If I don’t have my meals planned, I start thinking about what I’m going to eat for lunch while I’m cleaning my breakfast dishes. I can think about it for hours, especially when I’m trying to avoid thinking about other pressing issues of the day. When my meals are laid out in advance, I can free my brain up for more important activities.
Sunday is my big cooking day. I usually have one (or more) of these 5 sauces in my fridge at all times so that a meal or healthy snack can come together quickly. I make a batch of smoothies and prep protein and vegetables so all my clean eating ingredients are ready to go. This also helps me avoid temptation and bad food choices later.
Your body performs best when it’s on a regular eating schedule so try and stick to one. It will help both your mind and your body.
14. Practice Self Care
When you’re having a bad day and the need to emotionally eat arises, try implementing a little self-care.
Self-care can take the form of many different things. It can mean a massage, drawing a warm bath, writing in your journal, reading a good book, making a warm cup of nourishing tea, or just sitting still for a little while.
It’s easy to do all of these practices when you’re in a good mood, but try and get in the habit of doing them when you’re feeling down.
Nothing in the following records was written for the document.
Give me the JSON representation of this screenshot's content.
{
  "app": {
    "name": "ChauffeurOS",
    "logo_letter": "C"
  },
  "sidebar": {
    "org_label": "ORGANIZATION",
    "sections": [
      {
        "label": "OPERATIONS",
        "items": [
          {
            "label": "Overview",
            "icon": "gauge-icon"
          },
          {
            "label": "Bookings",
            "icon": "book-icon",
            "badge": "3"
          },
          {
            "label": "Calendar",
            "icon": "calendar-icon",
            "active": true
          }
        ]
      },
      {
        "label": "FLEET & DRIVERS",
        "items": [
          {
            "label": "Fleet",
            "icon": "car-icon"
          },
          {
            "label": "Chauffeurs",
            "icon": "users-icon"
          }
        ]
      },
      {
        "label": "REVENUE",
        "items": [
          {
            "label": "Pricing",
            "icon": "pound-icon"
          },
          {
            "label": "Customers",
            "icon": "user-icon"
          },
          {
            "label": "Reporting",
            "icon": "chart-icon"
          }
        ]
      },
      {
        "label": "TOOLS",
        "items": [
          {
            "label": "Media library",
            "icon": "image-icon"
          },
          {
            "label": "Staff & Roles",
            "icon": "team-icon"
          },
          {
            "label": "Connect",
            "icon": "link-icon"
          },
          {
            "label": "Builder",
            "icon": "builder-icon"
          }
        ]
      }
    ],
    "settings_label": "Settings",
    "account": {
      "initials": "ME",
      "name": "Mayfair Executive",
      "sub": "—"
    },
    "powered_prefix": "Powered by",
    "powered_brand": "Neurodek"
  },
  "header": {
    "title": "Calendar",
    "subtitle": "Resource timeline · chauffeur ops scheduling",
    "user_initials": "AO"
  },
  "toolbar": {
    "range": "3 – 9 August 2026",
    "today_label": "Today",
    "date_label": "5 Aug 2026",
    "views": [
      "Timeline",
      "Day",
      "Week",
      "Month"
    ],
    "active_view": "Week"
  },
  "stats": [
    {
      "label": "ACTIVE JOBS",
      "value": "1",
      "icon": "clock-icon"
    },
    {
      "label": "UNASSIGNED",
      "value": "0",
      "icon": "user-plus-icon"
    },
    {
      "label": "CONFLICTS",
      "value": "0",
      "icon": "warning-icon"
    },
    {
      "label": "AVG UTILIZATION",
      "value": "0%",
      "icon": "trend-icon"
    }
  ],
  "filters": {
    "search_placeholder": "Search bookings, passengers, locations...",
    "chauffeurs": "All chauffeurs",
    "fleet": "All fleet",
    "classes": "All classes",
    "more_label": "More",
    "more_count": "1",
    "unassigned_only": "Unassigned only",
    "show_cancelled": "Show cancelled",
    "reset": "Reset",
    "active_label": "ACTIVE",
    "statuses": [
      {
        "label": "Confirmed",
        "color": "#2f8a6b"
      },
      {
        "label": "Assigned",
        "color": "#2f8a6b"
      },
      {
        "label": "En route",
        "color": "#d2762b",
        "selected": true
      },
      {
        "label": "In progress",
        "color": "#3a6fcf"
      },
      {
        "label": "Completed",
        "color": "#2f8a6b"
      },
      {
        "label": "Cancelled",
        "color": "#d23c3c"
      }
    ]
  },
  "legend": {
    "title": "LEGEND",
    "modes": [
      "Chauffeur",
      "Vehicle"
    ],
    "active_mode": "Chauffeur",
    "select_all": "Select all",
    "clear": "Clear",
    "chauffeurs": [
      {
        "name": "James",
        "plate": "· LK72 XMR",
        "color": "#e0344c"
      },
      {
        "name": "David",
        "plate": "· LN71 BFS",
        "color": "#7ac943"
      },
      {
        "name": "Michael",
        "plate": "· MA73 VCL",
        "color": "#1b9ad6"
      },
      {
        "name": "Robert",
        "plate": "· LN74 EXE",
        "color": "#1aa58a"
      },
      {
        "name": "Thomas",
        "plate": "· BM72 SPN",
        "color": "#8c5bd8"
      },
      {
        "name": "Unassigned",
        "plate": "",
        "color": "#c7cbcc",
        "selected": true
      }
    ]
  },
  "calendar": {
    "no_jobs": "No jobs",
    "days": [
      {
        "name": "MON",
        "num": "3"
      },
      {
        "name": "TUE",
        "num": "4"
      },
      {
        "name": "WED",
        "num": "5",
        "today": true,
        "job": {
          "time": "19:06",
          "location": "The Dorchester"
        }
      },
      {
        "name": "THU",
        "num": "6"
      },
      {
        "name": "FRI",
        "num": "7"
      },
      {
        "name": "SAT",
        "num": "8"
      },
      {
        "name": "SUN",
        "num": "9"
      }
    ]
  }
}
Hopefully those good moods will become more frequent.
If you’ve run through the whole list above and are still hungry, then eat!
You may not have consumed enough at the last meal or you may be recovering from a big workout or cold, so take care of yourself. You always want to keep your blood sugar stable and your energy high.
Depriving yourself of nutrients isn’t going to make you feel any better. Just be conscious of the choices that you’re making so that you can avoid emotional eating and have a healthy relationship with your food.